The stock market’s response to China’s latest economic data, particularly the 6.9 percent GDP growth in the third quarter, indicates that the market has begun to accept the “new normal”.
Although fixed asset investments and export data are weak, the service sector performed well.
In the first three quarters, the service industry accounted for 51.4 percent of the GDP, up 2.3 percentage points from a year ago. Consumption spending contributed 58.4 percent of the GDP growth, a record high level.
Data shows that the previous stock market turmoil hasn’t really made an impact on the people’s consumption power and the change in economic structure is running in the right direction.
Many had been overly concerned about China’s economic issues.
But the property market, a pillar of the Chinese economy, has begun to rebound — both home prices and transaction volumes have been on the rise.
In addition, authorities are launching market-oriented stimulus measures to ensure smooth economic growth.
Recently, the National Reform and Development Commission has stepped up the approval of new railway plans, among other infrastructure projects.
In September, the government announced tax incentives for the purchase of passenger vehicles.
The down payment for first-home buyers was cut in most cities, including the top-tier ones.
We believe China can successfully implement the stimulus measures and achieve its growth target of at least 6.5 percent this year.
The expected inclusion of the renminbi in the International Monetary Fund’s special drawing rights basket will help stabilize the currency’s exchange rate and stabilize capital flows.
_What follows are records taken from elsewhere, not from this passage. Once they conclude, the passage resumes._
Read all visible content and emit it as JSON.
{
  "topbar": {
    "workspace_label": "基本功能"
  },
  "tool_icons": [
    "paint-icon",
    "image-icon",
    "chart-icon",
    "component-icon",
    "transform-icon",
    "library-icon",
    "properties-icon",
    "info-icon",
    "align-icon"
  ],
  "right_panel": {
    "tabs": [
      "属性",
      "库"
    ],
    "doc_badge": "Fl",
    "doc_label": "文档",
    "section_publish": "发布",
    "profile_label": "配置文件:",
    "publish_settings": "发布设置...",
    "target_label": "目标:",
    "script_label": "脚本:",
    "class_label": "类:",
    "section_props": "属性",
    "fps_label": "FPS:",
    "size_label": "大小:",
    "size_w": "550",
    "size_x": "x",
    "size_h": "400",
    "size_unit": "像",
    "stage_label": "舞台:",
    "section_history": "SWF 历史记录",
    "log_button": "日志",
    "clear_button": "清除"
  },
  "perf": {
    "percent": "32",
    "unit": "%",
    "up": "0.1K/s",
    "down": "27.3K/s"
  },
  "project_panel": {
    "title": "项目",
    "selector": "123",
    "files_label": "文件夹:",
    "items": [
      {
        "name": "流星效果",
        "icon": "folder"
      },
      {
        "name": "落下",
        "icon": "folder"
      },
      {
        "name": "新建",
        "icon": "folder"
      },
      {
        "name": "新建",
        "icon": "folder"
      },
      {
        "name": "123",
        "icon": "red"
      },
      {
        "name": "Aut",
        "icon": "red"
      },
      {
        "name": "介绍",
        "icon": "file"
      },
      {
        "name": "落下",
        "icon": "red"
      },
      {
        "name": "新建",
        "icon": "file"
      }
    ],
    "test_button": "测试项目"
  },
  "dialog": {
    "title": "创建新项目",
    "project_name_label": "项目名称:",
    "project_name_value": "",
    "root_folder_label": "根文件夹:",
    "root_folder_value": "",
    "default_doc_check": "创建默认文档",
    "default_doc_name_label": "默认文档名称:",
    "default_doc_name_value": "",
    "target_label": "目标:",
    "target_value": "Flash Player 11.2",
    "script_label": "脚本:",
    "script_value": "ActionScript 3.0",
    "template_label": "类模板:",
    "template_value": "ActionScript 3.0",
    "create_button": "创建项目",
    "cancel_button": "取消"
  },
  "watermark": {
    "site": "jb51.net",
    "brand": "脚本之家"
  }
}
As of the end of August, China’s foreign reserves were above US$3.5 trillion. It is enough to keep the exchange rate stable.
We also believe the central bank will eventually open its financial account as financial reforms continue.
After the stock market crash in the third quarter, Chinese companies are oversold, especially in the case of H shares.
The valuation of H shares is very low, even below their level during 2008 financial crisis. It’s a good opportunity to invest.
Aside from stocks related to the reform of state-owned enterprises, investors can consider buying mainland insurers and real estate companies.
This article appeared in the Hong Kong Economic Journal on Oct. 28.